BTL for the Senses: Creating Activations that People Can Taste, Smell & Feel

BTL for the Senses: Creating Activations that People Can Taste, Smell & Feel

Introduction

With today's noisy marketing environment, being noticed is no longer enough — today, it's about being felt. As digital advertising plays for eyeballs, Below-the-Line (BTL) activations have the power to reach people in the real world and touch their senses in a way that no screen can match.

Sight and sound have long been in the marketing mix, but the magic really comes into play when brands engage the other senses: taste, smell, and touch. These sensory cues can elicit emotions, build greater recall, and strengthen brand associations. In short, they can make your brand irreplaceable.

Why the Senses Are Important in BTL Marketing

Human beings are sensory beings. Studies indicate that:

Taste is associated with pleasure and nostalgia and tends to produce very strong emotional connections.

Smell is the quickest pathway to the emotional center of the brain and has the ability to produce instant memories.

Touch influences perceptions of quality, comfort, and trust.

When a brand engages these senses in a strategic way, it doesn't merely convey a message — it provides an immersive experience.

Taste: Flavour as a Brand Story

Food and drink brands aren't the only ones that can leverage taste for activations. Consider pop-up restaurants, branded tasting samples, or partnering with local chefs to create a distinctive taste that resonates with your campaign.

Example: An Italian travel brand might create a "Taste of Tuscany" event at shopping malls or airports, serving morsels of pasta that have truffle flavourings while advertising holiday trips. Consumers don't only look at your brand — they smell it.

Pro tip: Have the fragrance reinforce your brand personality. A fruity, citrus mocktail for a teen brand; high-end chocolate for a luxury brand.

Touch: The Invisible Hook

Smell is an underappreciated but impossibly potent branding vehicle. The right scents can instantly take people somewhere, somewhere they want to be — and brands can claim the territory.

Example: An upscale car brand might fill its showroom or test-drive experience with a distinctive leather-and-cedar fragrance, so that every time customers smell it, there's an unconscious association with the brand's luxury positioning.

Retail spaces have been using scent marketing for years, but in BTL activations, it becomes a surprise element — something people aren’t expecting, but can’t forget.

Pro tip: Keep scents subtle and brand-appropriate.
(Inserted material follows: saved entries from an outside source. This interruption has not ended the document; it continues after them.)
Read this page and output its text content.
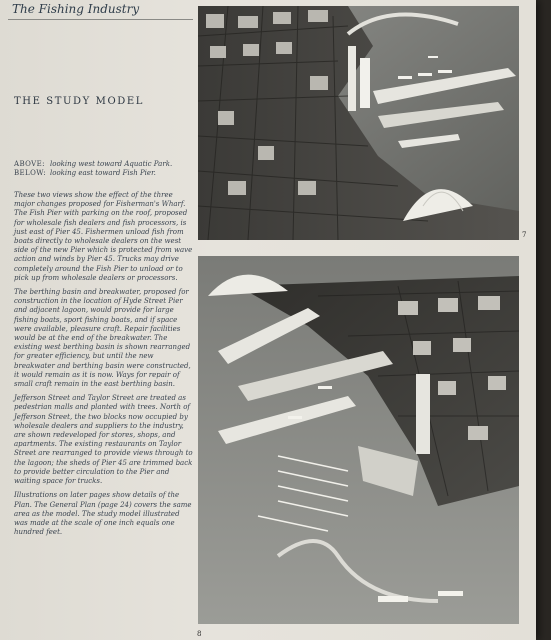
The Fishing Industry
THE STUDY MODEL

ABOVE: looking west toward Aquatic Park.

BELOW: looking east toward Fish Pier.

These two views show the effect of the three major changes proposed for Fisherman's Wharf. The Fish Pier with parking on the roof, proposed for wholesale fish dealers and fish processors, is just east of Pier 45. Fishermen unload fish from boats directly to wholesale dealers on the west side of the new Pier which is protected from wave action and winds by Pier 45. Trucks may drive completely around the Fish Pier to unload or to pick up from wholesale dealers or processors.

The berthing basin and breakwater, proposed for construction in the location of Hyde Street Pier and adjacent lagoon, would provide for large fishing boats, sport fishing boats, and if space were available, pleasure craft. Repair facilities would be at the end of the breakwater. The existing west berthing basin is shown rearranged for greater efficiency, but until the new breakwater and berthing basin were constructed, it would remain as it is now. Ways for repair of small craft remain in the east berthing basin.

Jefferson Street and Taylor Street are treated as pedestrian malls and planted with trees. North of Jefferson Street, the two blocks now occupied by wholesale dealers and suppliers to the industry, are shown redeveloped for stores, shops, and apartments. The existing restaurants on Taylor Street are rearranged to provide views through to the lagoon; the sheds of Pier 45 are trimmed back to provide better circulation to the Pier and waiting space for trucks.

Illustrations on later pages show details of the Plan. The General Plan (page 24) covers the same area as the model. The study model illustrated was made at the scale of one inch equals one hundred feet.

7
8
Overpowering aromas can push people away instead of drawing them in.

Touch: Letting People Feel the Brand

Touch engagement is where physical triggers come into their own. If it's the feel of packaging, the softness of fabric, or the solidity of a product, touch adds an earthy essence to a brand.

Example: A mattress company at a show can design "touch pods" where people can experience varying levels of firmness while under heavy blankets — converting a product test into a sensory retreat.

Interactive screens, VR controllers, or product prototypes can provide hands-on discovery satisfaction for tech brands.

Pro tip: Pair tactile experiences with your brand promise — rough for adventure brands, smooth for high-end cosmetics.

Designing Multi-Sensory BTL Experiences

The best campaigns combine several senses into one activation. Picture a summer drink launch: guests enter a shaded, refreshing pop-up (touch), smell fresh citrus (smell), sip the cold drink (taste), and Instagram the moment with friends in a colorful photo booth (sight + sound).

Important things to remember:

Consistency: Each of your sensory components should connect back to your brand narrative.

Simplicity: Don't overload — too many competing sensory inputs can feel overwhelming.

Safety & comfort: Food allergies, scent sensitivities, and physical accessibility need to be accommodated.

The Payoff: Memories that Last

When consumers taste, smell, or touch something when your activation hits them, they're not just engaging — they're remembering. Sensory marketing can boost recall, drive deeper brand associations, and stimulate word-of-mouth, making your BTL spend work harder.

In an economy where digital impressions vanish in seconds, BTL experiences that tantalize the senses will remain in the mind — and heart — long after the event.